Find a polynomial function whose graph passes through (-1,-4) (0,3) (1,4) (2,11)
The polynomial function is y=
PLEASE DO THE RIGHT ANSWER
To find the polynomial function that passes through the given points, we can use the concept of interpolation. Since we have four points, we can use a degree 3 polynomial function (a cubic) to obtain a unique solution.
Step 1: Set up the general form of a cubic polynomial function:
y = ax^3 + bx^2 + cx + d
Step 2: Substitute the x and y values of each given point into the equation:
For the point (-1, -4):
-4 = a(-1)^3 + b(-1)^2 + c(-1) + d
For the point (0, 3):
3 = a(0)^3 + b(0)^2 + c(0) + d
For the point (1, 4):
4 = a(1)^3 + b(1)^2 + c(1) + d
For the point (2, 11):
11 = a(2)^3 + b(2)^2 + c(2) + d
Step 3: Solve the system of equations to find the coefficients a, b, c, and d.
-4 = -a + b - c + d (Equation 1)
3 = d (Equation 2)
4 = a + b + c + d (Equation 3)
11 = 8a + 4b + 2c + d (Equation 4)
Using Equation 2, we can determine that d = 3.

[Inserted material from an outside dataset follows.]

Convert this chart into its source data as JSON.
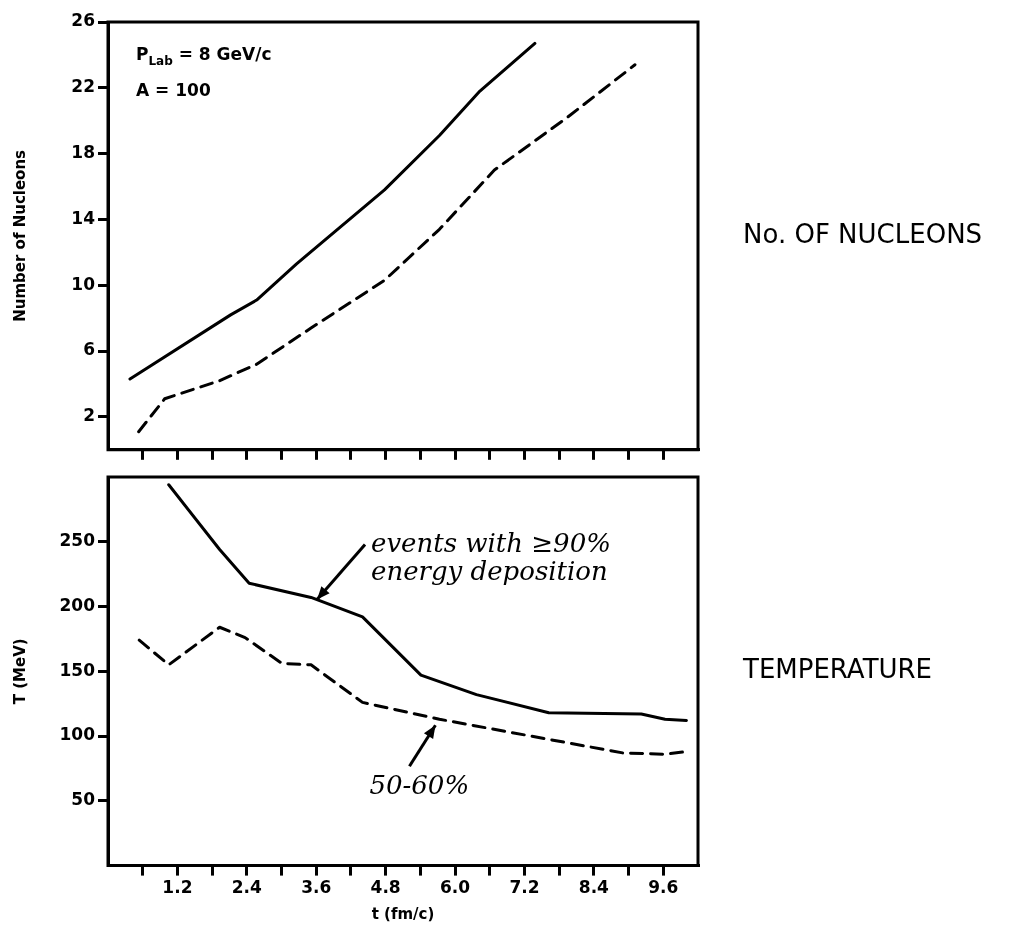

Substitute d = 3 in Equations 1, 3, and 4:
-4 = -a + b - c + 3
4 = a + b + c + 3
11 = 8a + 4b + 2c + 3
Simplifying the equations further:
-a + b - c = -7 (Equation 5)
a + b + c = 1 (Equation 6)
8a + 4b + 2c = 8 (Equation 7)
Multiplying Equation 5 by 4 and adding it to Equation 6 eliminates b:
-4a + 4b - 4c = -28
a - 3c = -27 (Equation 8)
Multiplying Equation 5 by 2 and subtracting it from Equation 7 eliminates c:
8a + 4b + 2c - 2a + 2b - 2c = 16 - 14
6a + 6b = 2
a + b = 1/3 (Equation 9)
Using Equation 9, we can solve for a:
a = 1/3 - b
Plugging the value of a in Equation 8:
(1/3 - b) - 3c = -27
1/3 - b - 3c = -27
1 - 3b - 9c = -81
-3b - 9c = -82 (Equation 10)
Using Equation 9 to solve for b:
b = 1/3 - a
Plugging the value of b in Equation 10:
-3(1/3 - a) - 9c = -82
-1 + 3a - 9c = -82
3a - 9c = -81
a - 3c = -27 (Equation 11)
Equation 11 is the same as Equation 8. Hence, the values of a and c remain the same, regardless of introducing b.

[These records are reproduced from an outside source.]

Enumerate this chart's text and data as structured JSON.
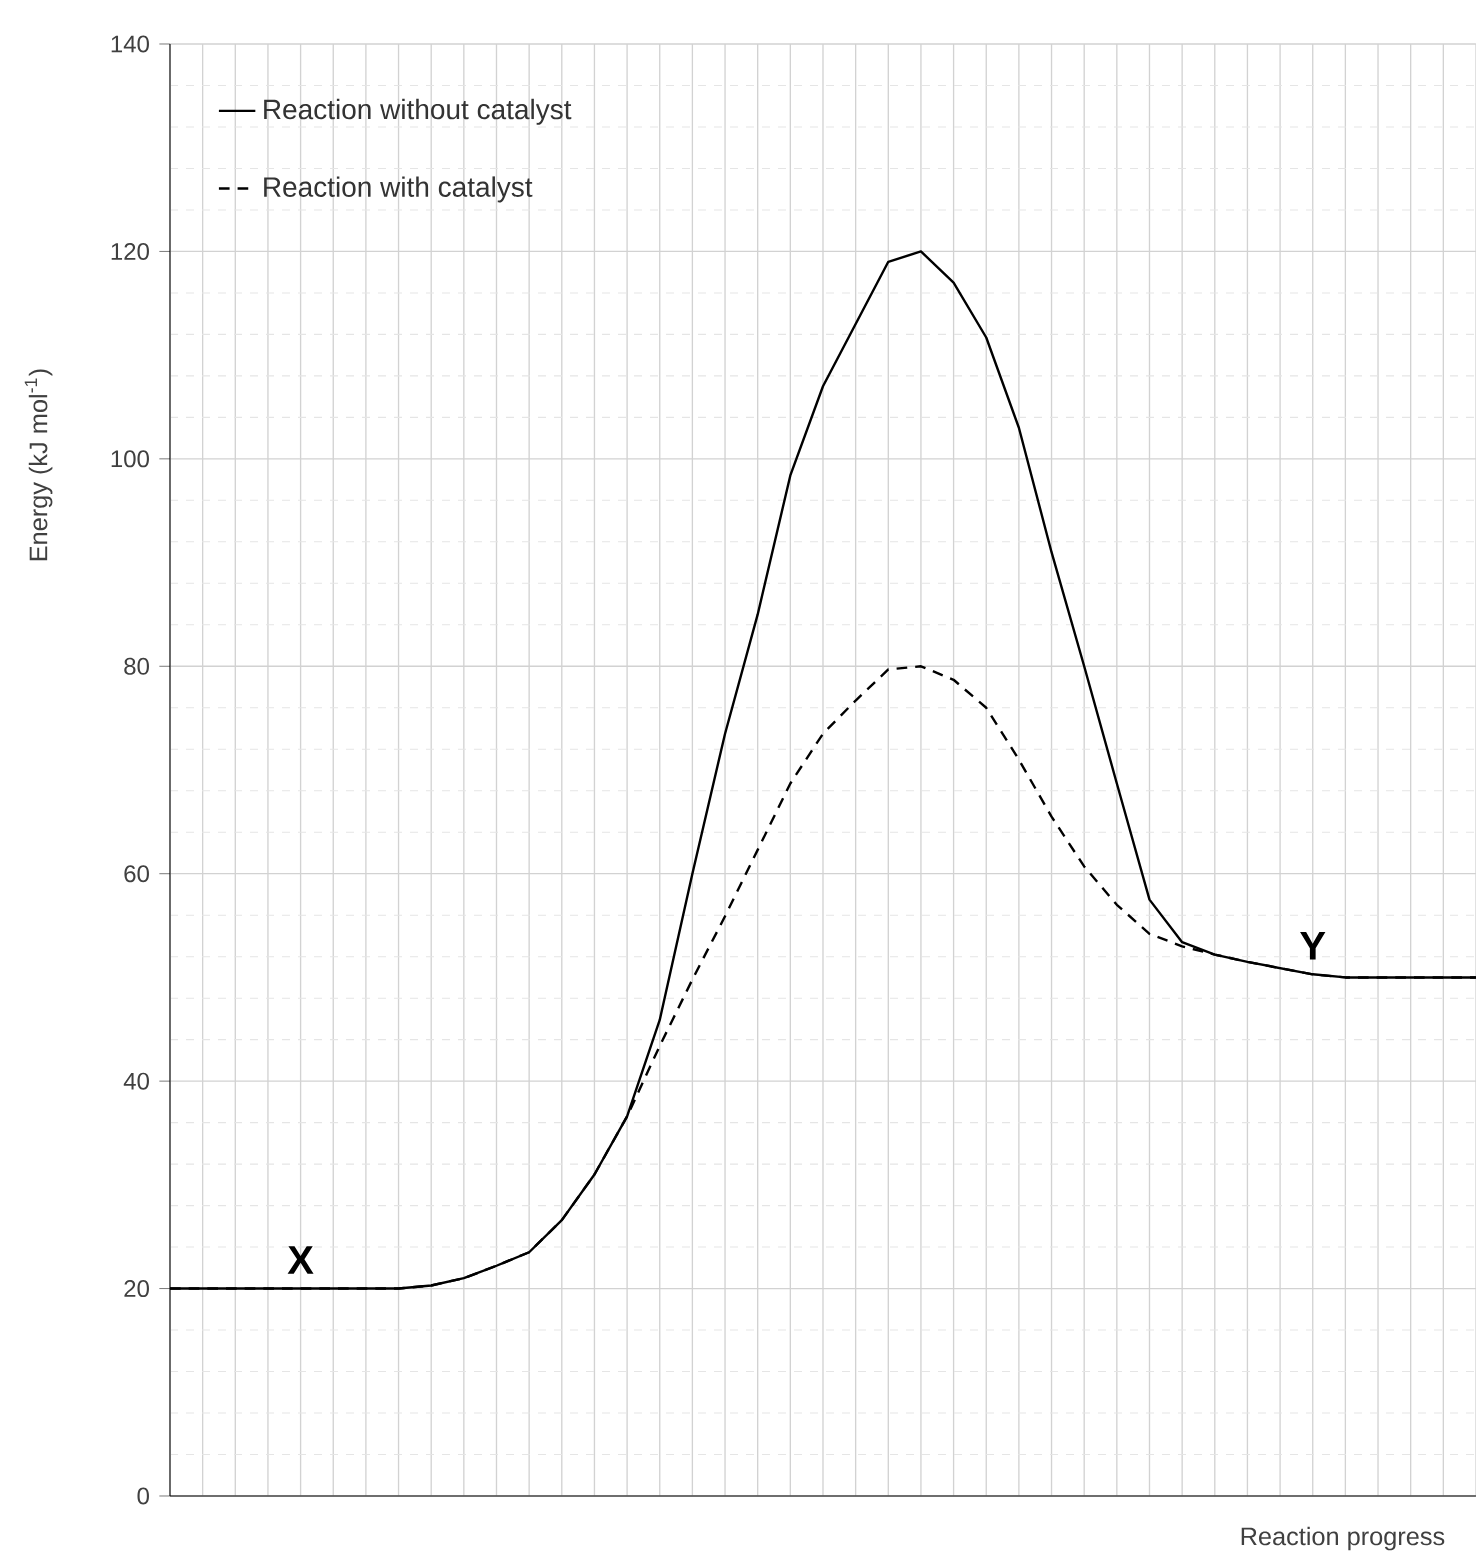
{
  "chart_data": {
    "type": "line",
    "xlabel": "Reaction progress",
    "ylabel": "Energy (kJ mol$^{-1}$)",
    "categories": [
      null,
      null,
      null,
      null,
      null,
      null,
      null,
      null,
      null,
      null,
      null,
      null,
      null,
      null,
      null,
      null,
      null,
      null,
      null,
      null,
      null,
      null,
      null,
      null,
      null,
      null,
      null,
      null,
      null,
      null,
      null,
      null,
      null,
      null,
      null,
      null,
      null,
      null,
      null,
      null,
      null
    ],
    "series": [
      {
        "name": "Reaction without catalyst",
        "color": "#000000",
        "line_style": "solid",
        "values": [
          20,
          20,
          20,
          20,
          20,
          20,
          20,
          20,
          20.3,
          21,
          22.2,
          23.5,
          26.6,
          31,
          36.6,
          45.9,
          60,
          73.5,
          85,
          98.4,
          107,
          113,
          119,
          120,
          117,
          111.7,
          103,
          91,
          80,
          68.7,
          57.5,
          53.4,
          52.2,
          51.5,
          50.9,
          50.3,
          50,
          50,
          50,
          50,
          50
        ]
      },
      {
        "name": "Reaction with catalyst",
        "color": "#000000",
        "line_style": "dashed",
        "values": [
          20,
          20,
          20,
          20,
          20,
          20,
          20,
          20,
          20.3,
          21,
          22.2,
          23.5,
          26.6,
          31,
          36.6,
          43.4,
          49.8,
          55.9,
          62.3,
          68.7,
          73.5,
          76.7,
          79.7,
          80,
          78.7,
          76,
          71,
          65.5,
          60.7,
          57,
          54.2,
          53,
          52.2,
          51.5,
          50.9,
          50.3,
          50,
          50,
          50,
          50,
          50
        ]
      }
    ],
    "ylim": [
      0,
      140
    ],
    "yticks": [
      0,
      20,
      40,
      60,
      80,
      100,
      120,
      140
    ],
    "grid": true,
    "tick_labels": "y",
    "legend": "top left",
    "annotations": [
      "X",
      "Y"
    ]
  }
}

Therefore, a = 1/3 and c = 9.
Step 4: Return to the general form of the cubic polynomial function and substitute the values of a, b, c, and d:
y = ax^3 + bx^2 + cx + d
y = (1/3)(x^3) + b(x^2) + 9x + 3
Hence, the polynomial function that passes through the given points is:
y = (1/3)(x^3) + bx^2 + 9x + 3
Since the value of b cannot be determined with the given information, this is the most accurate polynomial function that can be determined using the given points.